苏惜棠站在中间长桌后,手轻轻抚过微隆的腹部——第二个孩子正踢她,像在给她鼓劲儿。
身后阿水抱着个粗陶瓮,指节因用力泛白;老秤头扶着桌沿,盲眼却直直“看”向人群,算盘珠子在袖中被摸得发亮;小豆子早扒着桌角爬上长凳,鼻尖几乎要凑到酱碗上,被阿水扯了下后襟才不情不愿坐好。
“乡下酱也敢上街卖?”
“听说吃一口肠穿肚烂呢!”
围观的百姓挤在三步外,交头接耳的声音像苍蝇嗡鸣。
苏惜棠扫过人群里几个面生的青衫人——前日有人往酱坊投毒被墨影抓了现行,这些怕是万味楼派来的托儿。
她垂眸瞥向脚边的陶瓮,金纹蒜的辛辣混着火莲的甜香正从瓮缝里往外钻,烫得她掌心发热。
“我来试!”小豆子突然蹦起来,碗里的白粥被他撞得晃出几滴。
阿水想拦没拦住,只来得及把蘸酱的木勺往他手里塞。
这小崽子倒不客气,舀了满满一勺酱扣在粥上,腮帮子鼓得像塞了个核桃,嚼了两下突然瞪圆眼睛——眼泪“刷”地涌出来,鼻涕泡都被辣得冒了尖儿。
“通了!五脏六腑都通了!”他边咳嗽边拍肚子,“我前日吃多了红薯,胀得半夜没睡——现在跟有小扫帚在肠子里扫似的!”
人群静了一瞬,接着炸开。
卖菜的王婶挤到最前面:“真、真这么神?”她颤巍巍舀了半勺酱,舌尖刚碰着就缩了回去,可到底抵不住那股勾人的香,又舔了一口。

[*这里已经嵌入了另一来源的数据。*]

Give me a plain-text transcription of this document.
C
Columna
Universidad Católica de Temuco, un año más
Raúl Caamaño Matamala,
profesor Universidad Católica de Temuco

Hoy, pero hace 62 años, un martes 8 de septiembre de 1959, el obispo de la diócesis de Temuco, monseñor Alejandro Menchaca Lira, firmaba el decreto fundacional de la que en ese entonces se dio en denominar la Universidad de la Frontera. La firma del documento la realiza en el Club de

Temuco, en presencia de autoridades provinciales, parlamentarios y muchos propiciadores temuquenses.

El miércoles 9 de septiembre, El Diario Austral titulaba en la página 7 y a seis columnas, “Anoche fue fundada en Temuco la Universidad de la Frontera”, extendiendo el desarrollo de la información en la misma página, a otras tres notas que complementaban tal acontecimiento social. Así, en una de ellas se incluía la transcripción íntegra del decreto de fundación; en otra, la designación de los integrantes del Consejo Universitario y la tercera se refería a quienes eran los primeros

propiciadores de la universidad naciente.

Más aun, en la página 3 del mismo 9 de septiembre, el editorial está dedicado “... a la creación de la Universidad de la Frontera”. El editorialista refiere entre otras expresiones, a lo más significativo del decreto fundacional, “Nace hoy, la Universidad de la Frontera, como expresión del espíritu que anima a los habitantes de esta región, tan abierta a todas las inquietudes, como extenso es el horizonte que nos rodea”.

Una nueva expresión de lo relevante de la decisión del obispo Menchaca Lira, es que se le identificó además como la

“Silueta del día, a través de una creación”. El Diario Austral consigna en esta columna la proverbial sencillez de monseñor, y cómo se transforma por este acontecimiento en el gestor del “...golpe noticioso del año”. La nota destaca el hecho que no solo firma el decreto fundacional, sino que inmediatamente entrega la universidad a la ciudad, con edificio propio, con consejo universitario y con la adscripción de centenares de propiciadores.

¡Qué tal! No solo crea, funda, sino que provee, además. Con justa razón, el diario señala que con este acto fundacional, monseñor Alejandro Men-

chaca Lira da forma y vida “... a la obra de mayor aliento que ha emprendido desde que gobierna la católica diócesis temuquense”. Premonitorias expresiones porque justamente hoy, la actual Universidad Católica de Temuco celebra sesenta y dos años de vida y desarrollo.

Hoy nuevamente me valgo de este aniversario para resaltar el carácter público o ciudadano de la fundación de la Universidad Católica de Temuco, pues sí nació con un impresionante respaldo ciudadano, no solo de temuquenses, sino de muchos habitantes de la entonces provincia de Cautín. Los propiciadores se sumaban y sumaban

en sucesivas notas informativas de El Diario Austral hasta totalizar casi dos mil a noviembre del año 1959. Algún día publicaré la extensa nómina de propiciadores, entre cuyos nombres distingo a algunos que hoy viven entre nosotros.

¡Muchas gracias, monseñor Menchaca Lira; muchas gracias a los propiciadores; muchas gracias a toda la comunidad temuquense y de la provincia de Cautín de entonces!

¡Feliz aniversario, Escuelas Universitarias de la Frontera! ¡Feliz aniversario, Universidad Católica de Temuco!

双颊渐渐泛起粉晕,她猛地抓住苏惜棠的袖子:“大妹子,我这腿寒了十年,现在怎么……怎么脚心发烫?”
“我也试试!”卖豆腐的赵老汉挤上来,“我家那口总说我嘴臭,要是这酱能去味——”话没说完就着粥扒了一大口,胡子上沾着酱星子直乐,“妙!比我那二小子给我买的桂花糖还舒坦!”
“够了!”
一声冷喝劈开人声。
沈知味踩着青缎皂靴挤进来,月白锦袍上绣着缠枝牡丹,腰间玉牌撞得叮当响。
他身后跟着四个伙计,抬着个描金漆盒,盒盖掀开的刹那,甜腻的香气裹着蜜饯味冲出来,几个妇人立刻捂住嘴:“好香!比咱们过年做的八宝饭还香!”
“街头摆摊,辱没食道。”沈知味指尖敲了敲漆盒,“万味楼百年陈酿八宝酱,用的是洞庭莲子、建宁桂圆,泡足三年才开坛——”他斜睨苏惜棠,“乡野酱坊,拿什么比?”
苏惜棠没接话,只朝阿水点头。
阿水把粗陶瓮往桌上一墩,用布裹着坛口猛一掀——“砰”的一声闷响,辛辣中带着清冽的香气像活物般窜上半空。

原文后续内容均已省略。